Since Israel entered Gaza in response to the 10/7 attack by Hamas, the Gaza Ministry of Health has been putting out casualty numbers. It was big news when those figures passed 30,000 at the end of February.
The death toll in Gaza passed a somber milestone on Thursday as the local health ministry reported that more than 30,000 people had been killed in the war since Oct. 7.
The number of deaths since Israel launched its military offensive against Hamas in Gaza had already surpassed the tolls of any previous Arab conflict with Israel when it rose above 20,000 in December. Many experts say the official toll is very likely an undercount, given the difficulty of accurately tallying deaths amid unrelenting fighting, communications disruptions, a collapsing medical system and people still believed to be under rubble.
Still, the reported figure is staggering — roughly one person killed for every 73 Palestinians in Gaza, whose population is about 2.2 million.
The figures provided by the Gazan health ministry do not distinguish between civilians and combatants. Many international observers have said they believe that the ministry’s overall toll is reliable, while the proportion of Hamas-affiliated fighters among those killed remains unclear.
The numbers are routinely taken as factual, even though they come from a health ministry controlled by Hamas. And as mentioned, none of the dead are listed as Hamas fighters even though Hamas fighters are the primary opponents Israel is targeting.
This week, Tablet published a story written by a professor of statistics at Wharton. Abraham Wyner argues that the Hamas-approved numbers don’t make sense and are almost certainly fabricated.
Here’s the problem with this data: The numbers are not real. That much is obvious to anyone who understands how naturally occurring numbers work. The casualties are not overwhelmingly women and children, and the majority may be Hamas fighters.
One sign that something is wrong with the numbers: There seems to be no correlation between the number of women killed and the number of children.
…on the days with many women casualties there should be large numbers of children casualties, and on the days when just a few women are reported to have been killed, just a few children should be reported.

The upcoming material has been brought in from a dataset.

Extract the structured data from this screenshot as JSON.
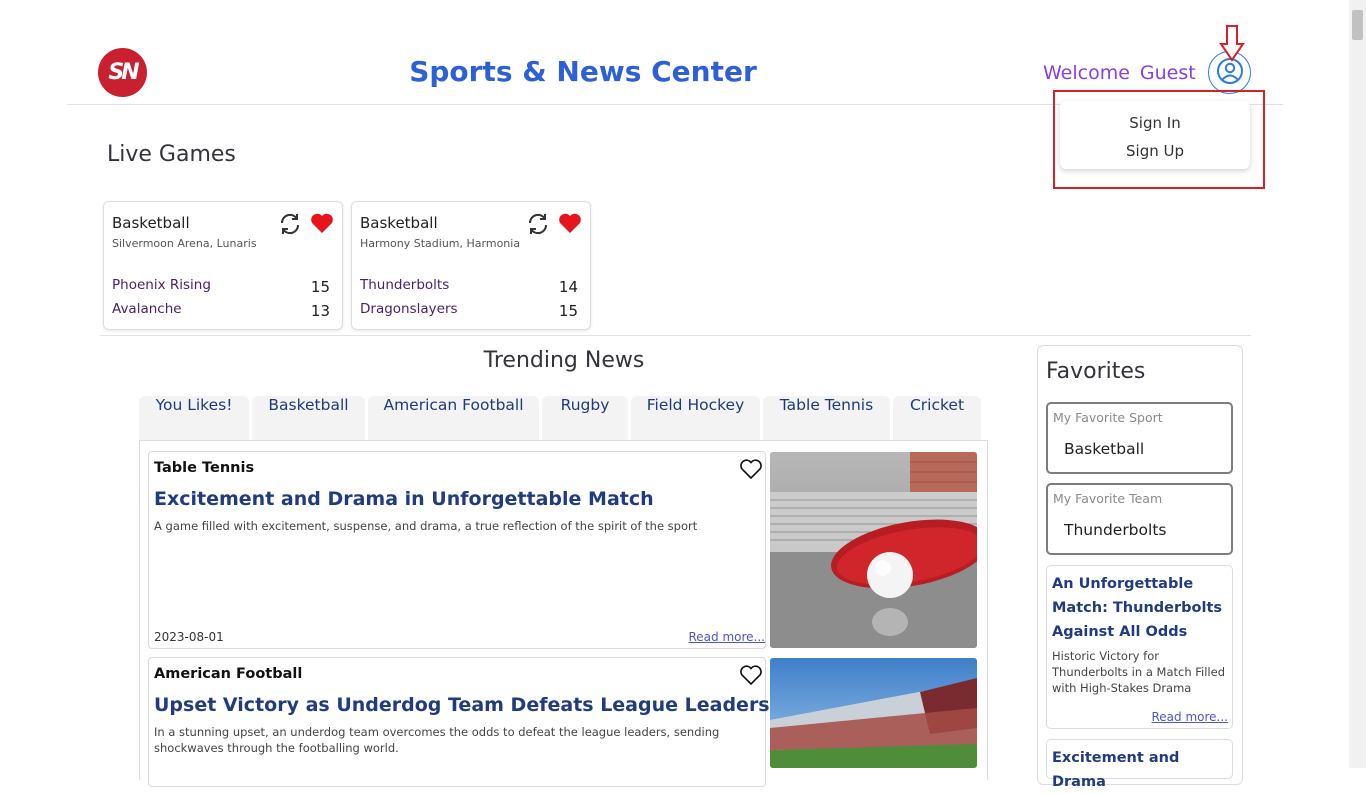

This relationship can be measured and quantified by the R-square (R2 ) statistic that measures how correlated the daily casualty count for women is with the daily casualty count for children. If the numbers were real, we would expect R2 to be substantively larger than 0, tending closer to 1.0. But R2 is .017 which is statistically and substantively not different from 0.
There are other problems:
Finally, on Feb. 15, Hamas admitted to losing 6,000 of its fighters, which represents more than 20% of the total number of casualties reported.
Taken together, Hamas is reporting not only that 70% of casualties are women and children but also that 20% are fighters. This is not possible unless Israel is somehow not killing noncombatant men, or else Hamas is claiming that almost all the men in Gaza are Hamas fighters.
This isn’t the only time the Hamas-approved casualty numbers have been questioned. In January the Washington Institute for Near East Policy put out an analysis which similarly questioned the apparently downplaying of male casualties. Here’s a bit of the executive summary.
Counting fatalities in the midst of any conflict is difficult, let alone in urban battles like those playing out in Gaza. Hamas has exceptional incentives—plus the means, methods, and opportunities—to exaggerate the numbers of civilian deaths. Most obviously, Gaza Health Ministry and GMO metrics show signs of being repeatedly massaged to omit or obscure male fatalities—the category most likely to include combatants. If Gaza fatality counts fail to distinguish combatants from noncombatants, underreport the deaths of men, and highlight the deaths of women and children—as they have done until now—then observers can be expected to assume that mainly women and children are being killed.
Although thousands of Palestinian noncombatants, including military-age males, have undoubtedly been killed in the Hamas-initiated conflict, the world must also recognize that the group has manipulated and exploited civilian fatality claims for its strategic benefit, in an attempt to truncate Israel’s air and ground operations and stir international outrage. The international media and NGOs have repeated such claims without proper scrutiny and in turn validated and reinforced Hamas propaganda efforts. In reality, no one yet knows the proportion of civilians harmed versus Hamas fighters, and judgment should be reserved or at least qualified as an interim assessment informed largely by low-quality metrics provided by a combatant with a track record of propagandizing civilian deaths.
For Israel’s part, they claim to have killed as many as 12,000 Hamas fighters since the start of their entry into Gaza.
The Israel Defense Forces said Monday that troops have killed some 12,000 of Hamas’s estimated 30,000 gunmen in the Gaza Strip since war erupted on October 7, after a Qatar-based official for the terror group claimed it had lost half that number — some 6,000 fighters — during the four-month-old conflict.
Hamas is also believed to have thousands of operatives who are seriously wounded and unable to fight.
We may never know the actual numbers but at this point I don’t see any reason to trust Hamas as a source more than the IDF.